OSG Engage VO Submit Host
RENCI’s new Engage VO submit host is now online.
Condor
The new submit host uses Condor for job scheduling. Condor provides the DAGMAN workflow manager which defines precedence relationships and retry semantics for jobs within a larger workflow. Condor is a basic component used by GlideinWMS and Pegasus WMS.
GlideinWMS
GlideinWMS is the OSG recommended pilot-based job submission system. GlideinWMS monitors the Condor pool and creates glide-ins on remote systems to compute job results. In most cases, this will make jobs easier to manage and increase scalability.
Pegasus WMS
Pegasus provides a layer of abstraction over Condor, Globus and other grid services. Workflow developers define an abstract workflow graph in XML. Pegasus interprets this graph to create Condor jobs which, in turn, use Condor-G to submit jobs to sites for execution. Pegasus excels at late binding of an abstract workflow to a concrete set of resources.
Migration Process
The original Engage submit node used OSG Match Maker to target and manage Condor-G jobs. The new submit node uses GlideinWMS. This causes several changes to the submit scripts. The Getting Started section below provides the path to example GWMS scripts for reference. For a detailed look at some of the implications of moving to GWMS for the submit files, see this tutorial. The Engage team will assist users with these changes to make migration as smooth as possible.
Getting Started
Here are some basics to get you started using the new submit host. The commands described are available to every user upon login.

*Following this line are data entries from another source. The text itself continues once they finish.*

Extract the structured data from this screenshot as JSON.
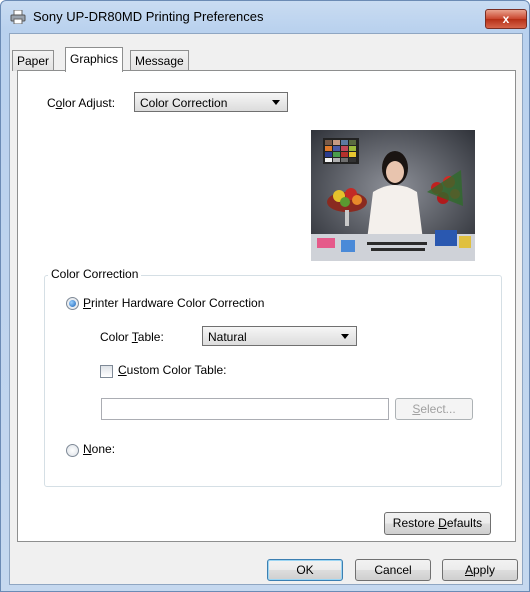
{
  "window": {
    "title": "Sony UP-DR80MD Printing Preferences",
    "close_label": "x"
  },
  "tabs": [
    {
      "label": "Paper",
      "active": false
    },
    {
      "label": "Graphics",
      "active": true
    },
    {
      "label": "Message",
      "active": false
    }
  ],
  "graphics": {
    "color_adjust_label": "Color Adjust:",
    "color_adjust_value": "Color Correction"
  },
  "color_correction": {
    "group_title": "Color Correction",
    "printer_hw_label": "Printer Hardware Color Correction",
    "printer_hw_selected": true,
    "color_table_label": "Color Table:",
    "color_table_value": "Natural",
    "custom_table_label": "Custom Color Table:",
    "custom_table_checked": false,
    "custom_table_path": "",
    "select_label": "Select...",
    "none_label": "None:",
    "none_selected": false
  },
  "buttons": {
    "restore_defaults": "Restore Defaults",
    "ok": "OK",
    "cancel": "Cancel",
    "apply": "Apply"
  },
  "icons": {
    "title": "printer-icon"
  }
}
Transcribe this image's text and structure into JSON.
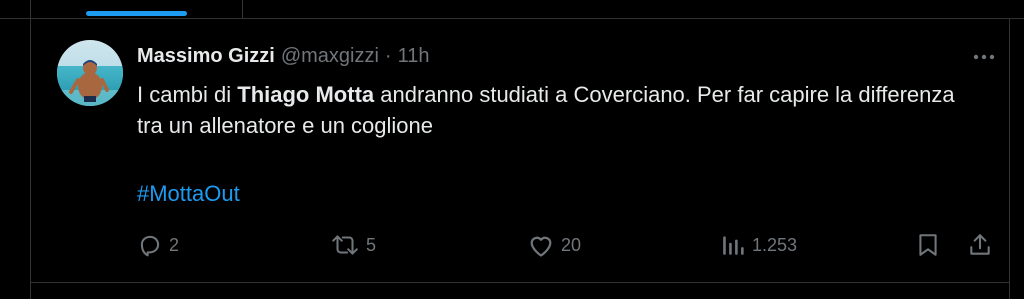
{
  "tweet": {
    "author": {
      "display_name": "Massimo Gizzi",
      "handle": "@maxgizzi",
      "separator": "·",
      "time": "11h"
    },
    "text": {
      "part1": "I cambi di ",
      "bold": "Thiago Motta",
      "part2": " andranno studiati a Coverciano. Per far capire la differenza tra un allenatore e un coglione"
    },
    "hashtag": "#MottaOut",
    "actions": {
      "replies": "2",
      "reposts": "5",
      "likes": "20",
      "views": "1.253"
    }
  },
  "icons": {
    "more": "more-horizontal-icon",
    "reply": "reply-icon",
    "repost": "repost-icon",
    "like": "heart-icon",
    "views": "views-chart-icon",
    "bookmark": "bookmark-icon",
    "share": "share-icon"
  },
  "colors": {
    "background": "#000000",
    "text": "#e7e9ea",
    "secondary": "#71767b",
    "accent": "#1d9bf0",
    "border": "#2f3336"
  }
}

- Host: Login to this host:
-
engage-submit3.renci.org
-
- Proxy Cert: Use the following command to initialize a proxy before running jobs:
-
voms-proxy-init -valid 500:00 -voms Engage
-
- Scripts:
- See /home/rynge/osg/generic-glideinwms-example
- FYI, the script will prompt for a password if your proxy is not initialized
- Monitor: Use these tools to monitor your job:
- Grid Overview
-
[scox@engage-submit3:~]$ grid_overview
- From a browser: web grid_overview
-
- Condor Q
-
condor_q <username>
-
condor_q -better-analyze <username>
-
- Web Interface:
- Grid Overview
Monitoring
The submit node provides a number of tools for monitoring system utilization in aggregate.
It also provides tools for understanding where individual user jobs are running and other characteristics about them.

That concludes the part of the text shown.